Пафос, Кипр, 14 июня
Ларнака, Кипр, 14 июня
Прошло всего несколько дней, а Самсут уже вполне освоилась в Пафосе. Вчера утром, наскоро перекусив в открытом ресторанчике гостиницы, она отправилась в Лару — местечко чуть севернее города, где она облюбовала небольшой ласковый пляж. Днем возвратилась в город, отобедала в одном из многочисленных кафе, взяв по совету таксиста действительно очень сытную и недорогую муссаку. Затем настал черед виллы Тезея, и здесь ей неожиданно повезло — она явилась туда в тот самый момент, когда мозаики принялись поливать водой, вследствие чего изображенные на них древние герои буквально оживали. Самсут заняла удобное место в самом углу помоста, установленного по периметру здания, и замерла в ожидании чуда. И чудо действительно случилось: руки Тезея постепенно наливались силой, от Минотавра, казалось, шел пар, и у Самсут буквально перехватывало дыхание от красоты и правдоподобия этих древних изображений. Рядом прекрасная нимфа купала Ахиллеса, держа его за пятку… Словом, совсем неудивительно, что Самсут, уходя с виллы, в какой-то момент ощутила, что ее мозг переполнен видениями обнаженных прекрасных тел. В воздухе начинала разливаться какая-то манящая загадочность, все женщины казались красивыми, мужчины пылкими, и она до звезд бродила по набережной Посейдона, мечтая бог знает о чем.
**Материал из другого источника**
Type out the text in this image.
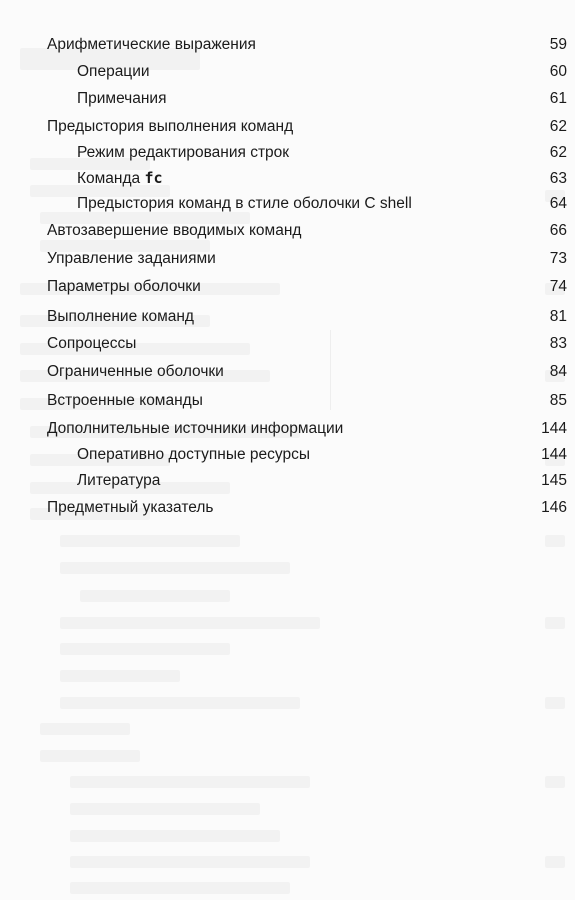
Арифметические выражения	59
Операции	60
Примечания	61
Предыстория выполнения команд	62
Режим редактирования строк	62
Команда fc	63
Предыстория команд в стиле оболочки C shell	64
Автозавершение вводимых команд	66
Управление заданиями	73
Параметры оболочки	74
Выполнение команд	81
Сопроцессы	83
Ограниченные оболочки	84
Встроенные команды	85
Дополнительные источники информации	144
Оперативно доступные ресурсы	144
Литература	145
Предметный указатель	146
И только вернувшись в гостиницу, Самсут с запоздалым раскаянием осознала, что за целый день ни разу не вспомнила ни о Ване, ни о матери, ни о Карине. Ее словно охватил какой-то дурман. К тому же на протяжении всего дня мужчины столь часто заглядывались на невысокую женщину с королевской осанкой, гулявшую в непонятном одиночестве, что в какой-то момент она… В общем, Самсут пыталась корить себя, но это выходило плохо. Да и почему, собственно, она не имеет права хоть раз в жизни насладиться, ни на что не оглядываясь и не упрекая себя за каждую ерунду? Даже в самое лучшее до сих пор время ее жизни, когда был в разгаре роман с отцом Вана, она не чувствовала себя такой счастливой…
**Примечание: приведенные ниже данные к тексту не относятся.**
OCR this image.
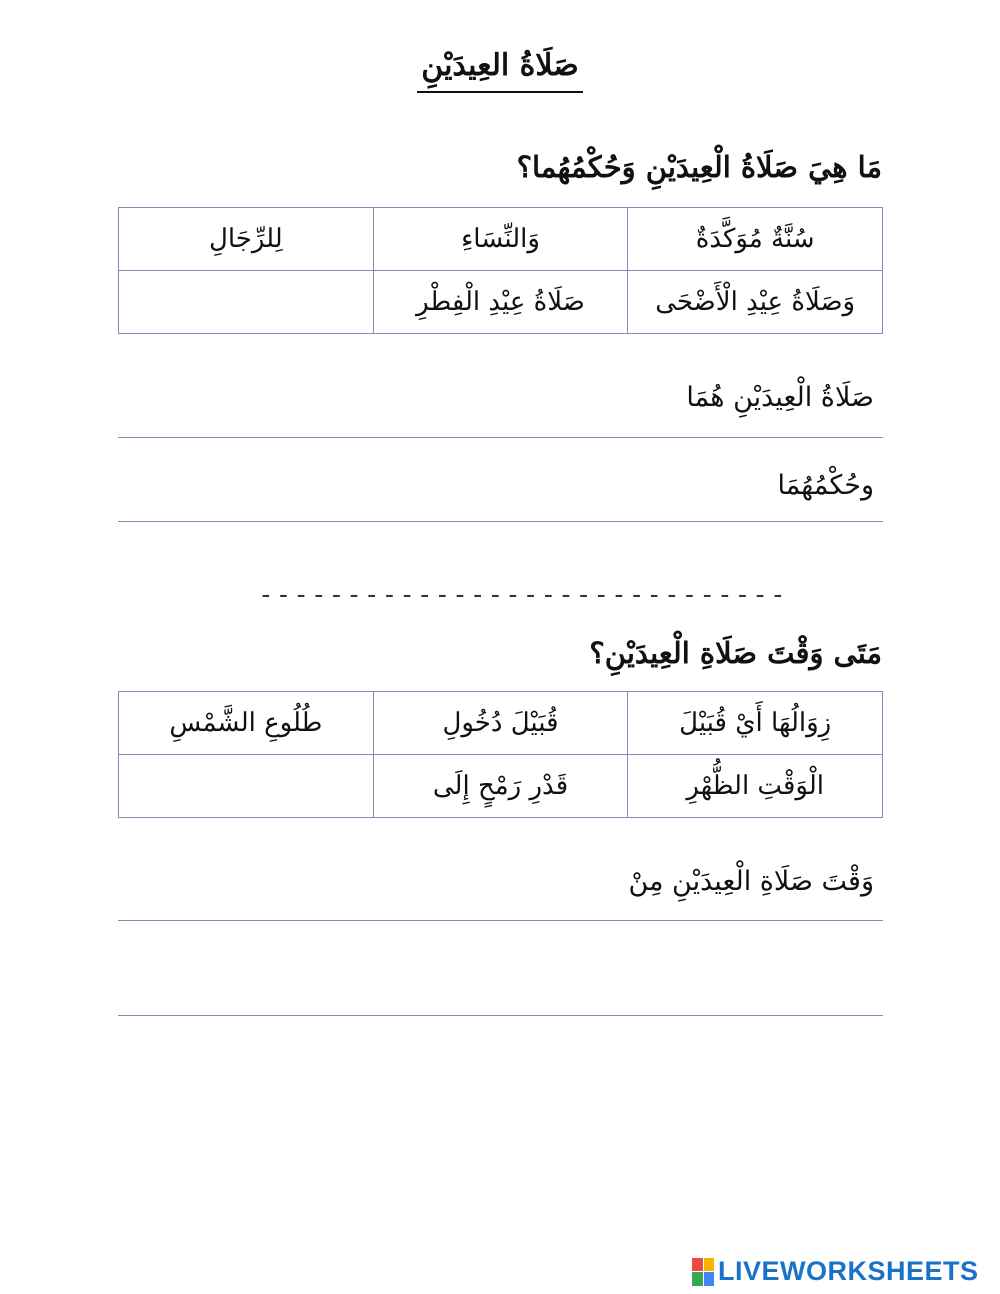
صَلَاةُ العِيدَيْنِ
مَا هِيَ صَلَاةُ الْعِيدَيْنِ وَحُكْمُهُما؟
سُنَّةٌ مُوَكَّدَةٌ	وَالنِّسَاءِ	لِلرِّجَالِ
وَصَلَاةُ عِيْدِ الْأَضْحَى	صَلَاةُ عِيْدِ الْفِطْرِ	
صَلَاةُ الْعِيدَيْنِ هُمَا
وحُكْمُهُمَا
------------------------------
مَتَى وَقْتَ صَلَاةِ الْعِيدَيْنِ؟
زِوَالُهَا أَيْ قُبَيْلَ	قُبَيْلَ دُخُولِ	طُلُوعِ الشَّمْسِ
الْوَقْتِ الظُّهْرِ	قَدْرِ رَمْحٍ إِلَى	
وَقْتَ صَلَاةِ الْعِيدَيْنِ مِنْ
LIVEWORKSHEETS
И, честно говоря, если бы не возникавшие порой в памяти карие глаза «петрофоновского» Льва, она бы даже и решилась познакомиться с кем-нибудь на набережной. Но в конце концов загадала так: если он все-таки появится, значит, ее пребывание здесь связано с анонимным письмом, и он и есть тот самый Хоровац. Если же нет — значит, раз в жизни ей просто повезло. Неважно, каким образом, и не стоит пока думать об этом. Во время последней за этот день одинокой вечерней прогулки под звездами ей вдруг стала до очевидности ясна та самая ее первая мимолетная мысль, что этой поездкой какие-то бандиты или банкиры просто-напросто хотят как бы откупиться от ее претензий на наследство: вот, погуляла — и с тебя довольно. И, словно поверив в эту нелепость, Самсут загадала завтра же пойти и накупить подарков всей семье и Карине.
Но этим утром у нее почему-то разболелась голова, и она решила не ездить в Лару, а попробовать провести время в гостиничном бассейне. Конечно, это не то что море, но ведь потом она сто раз пожалеет, что не попробовала и такого вида отдыха.